As Microsoft Corp. and Meta Platforms Inc. prepare to announce their quarterly results this week, they’re likely to face some hard questions from analysts about their staggering investments in data centers, chips and training for artificial intelligence (AI) in the wake of DeepSeek’s claims of a lower-cost reasoning model.
Big Tech executives, too, may be questioning themselves after more than two years of rampant spending. The overnight emergence of DeepSeek has unleashed panic within the most-valuable tech companies and AI startups after the Chinese company said its R1 reasoning mode out-performed those of OpenAI and Meta but at a fraction of the cost.
A major sell-off of about $1 trillion in tech stocks roiled markets Monday that underscored concerns over whether big bets on AI will lead to success for companies and investors in Silicon Valley and other major tech hubs.
“The panic-talking to investors non-stop about this DeepSeek model over the last few days is driven less by what model they built and instead how they built it,” Wedbush Securities analyst Dan Ives said in a note Tuesday.
Large U.S. cloud companies will spend $250 billion this year on AI infrastructure, analysts estimate. Venture capital firms threw some $130 billion into AI startups in 2024, or about one in every three venture dollars spent, according to PitchBook.
Meta Platforms Inc., which is splurging $65 billion on AI this year, has constructed four war rooms of engineers to determine how DeepSeek produced a presumably breakthrough reasoning model for less than $6 million, The Information reported. Two teams will attempt to determine how DeepSeek lowered the cost of training; one will try to determine what data DeepSeek used to train its model; and the other will consider how Meta’s Llama can restructure its models based on attributes of the DeepSeek models, the news outlet said.
Microsoft, meanwhile, is on pace to invest $80 billion in fiscal 2025 to build AI-enabled data centers to train models and deploy AI and cloud-based applications around the world. The software giant has invested at least $13 billion in OpenAI. Amazon.com Inc., conversely, has injected $8 billion into Anthropic.

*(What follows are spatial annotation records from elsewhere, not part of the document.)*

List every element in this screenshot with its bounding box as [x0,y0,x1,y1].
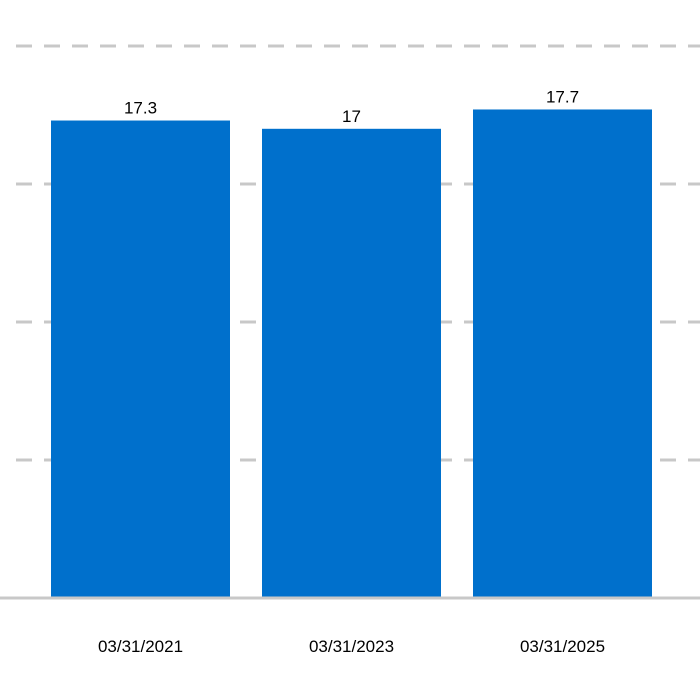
bars [51,109,652,599]
x-tick-label: 03/31/2023 [309,637,394,656]
data-labels: 17.3 17 17.7 [124,87,579,125]
x-tick-label: 03/31/2021 [98,637,183,656]
bar [262,128,441,599]
data-label: 17.7 [546,87,579,106]
bar [51,120,230,599]
x-tick-labels: 03/31/2021 03/31/2023 03/31/2025 [98,637,605,656]
x-tick-label: 03/31/2025 [520,637,605,656]
bar [473,109,652,598]
data-label: 17.3 [124,99,157,118]
data-label: 17 [342,107,361,126]
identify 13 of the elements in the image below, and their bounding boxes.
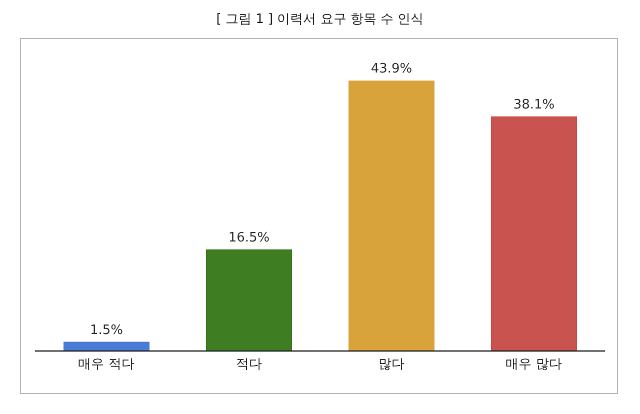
bar bbox=[64, 342, 150, 351]
data-label: 1.5% bbox=[90, 322, 124, 338]
chart-title: [ 그림 1 ] 이력서 요구 항목 수 인식 bbox=[215, 11, 425, 28]
data-label: 43.9% bbox=[370, 62, 412, 77]
x-tick-label: 적다 bbox=[236, 357, 262, 372]
bar bbox=[206, 249, 292, 351]
x-tick-label: 많다 bbox=[378, 357, 404, 372]
bar bbox=[491, 116, 577, 351]
x-tick-label: 매우 많다 bbox=[506, 357, 562, 372]
data-label: 16.5% bbox=[228, 230, 270, 246]
bar bbox=[348, 80, 434, 351]
data-label: 38.1% bbox=[513, 97, 555, 112]
x-tick-label: 매우 적다 bbox=[78, 357, 134, 372]
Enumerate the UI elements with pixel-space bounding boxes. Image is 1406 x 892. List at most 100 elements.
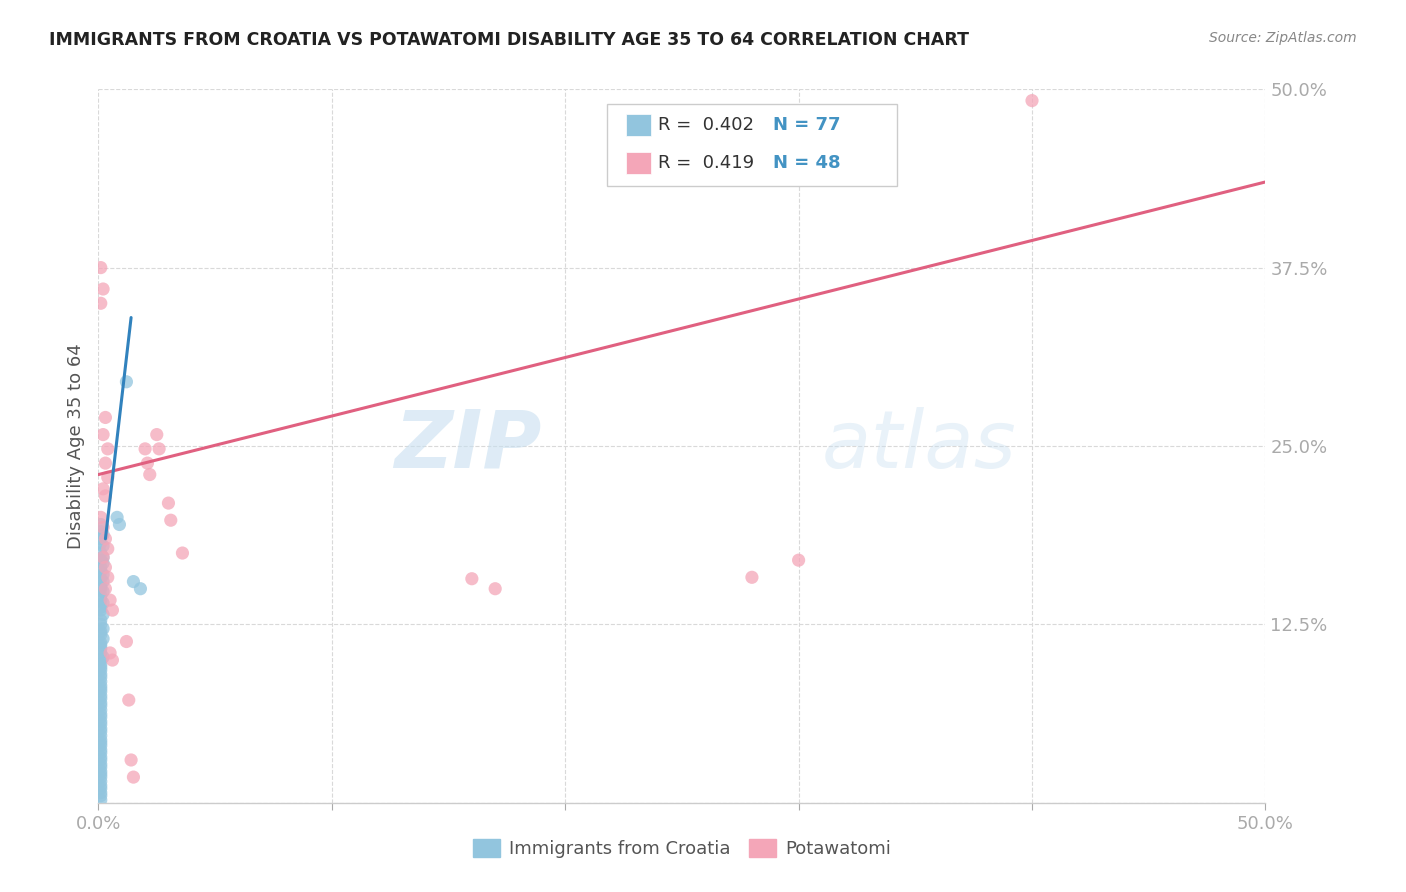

At the extreme bookend of DeepSeek is Stargate, a project announced last week by President Donald Trump and tech executives with the audacious goal of raising up to $500 billion for data center expansion in the U.S. over several years, though the project comes with major question marks.
“The market naturally will worry about demand growth in computing power,” Jefferies analysts wrote in a note.
With so much money being pumped into AI, as well as the boasts of the companies spending it, DeepSeek has created a temporary existential debate over the wisdom of their AI profligacy and evoked discussion of Jevons Paradox, a well-known economic principle that states increased efficiency can lead to increased consumption.
Indeed, the price of using AI models has been falling with rising competition and advances in the technology, Bernstein Research analyst Stacy Rasgon said in a note to investors Monday. DeepSeek has priced its models up to 40 times lower than OpenAI’s comparable models, but Rasgon added DeepSeek spent more money to build its system than it claims.
Trump said he considered the low-cost model to be “very much a positive development” for AI overall, because “instead of spending billions and billions, you’ll spend less, and you’ll come up with, hopefully, the same solution,” he remarked.
Tech executives said DeepSeek’s apparent overnight success story has only served to increase chatter over the large gobs of money going into AI products before they are widely adopted within enterprises and bring in revenue.
“It is an insufficient, weird thing to boast about how much you spend on AI training and inference, which is just a fraction of the innovation,” Phil Libin, tech serial entrepreneur and current CEO of mmhmm, said in an interview. “The advantage is not about more money, but efficiency and talent. The competitive advantage of massive investments this early is not a reliable defensive barrier. DeepSeek has burst the bubble of strictly having access to capital.”
Steve Wilson, chief product officer at Exabeam, added the narrative of DeepSeek “shows us that just buying more GPUs and power plants isn’t the only route to success. “We have the chance for open communities and academia to step up and find more efficient ways to ramp up AI. Ultimately, this is still a field where smarts and creativity are critical,” Wilson said in an email.
Still, big tech CEOs remain committed to spending aggressively, says Daniel Newman, CEO of The Futurum Group, who spoke to a few on Monday. The executives noted the necessity of “taking the best techniques from the AI research community and adding them to known model development,” Newman said on LinkedIn.
“The opportunity for the West is to keep our foot on the pedal and be absolutely sure we are outpacing, not slowing down to a lower common denominator because there is one and it may be cheaper,” Newman wrote. “Let’s embrace our powerful hardware architectures, our software innovation, and the craftiness of China and others to go even faster.”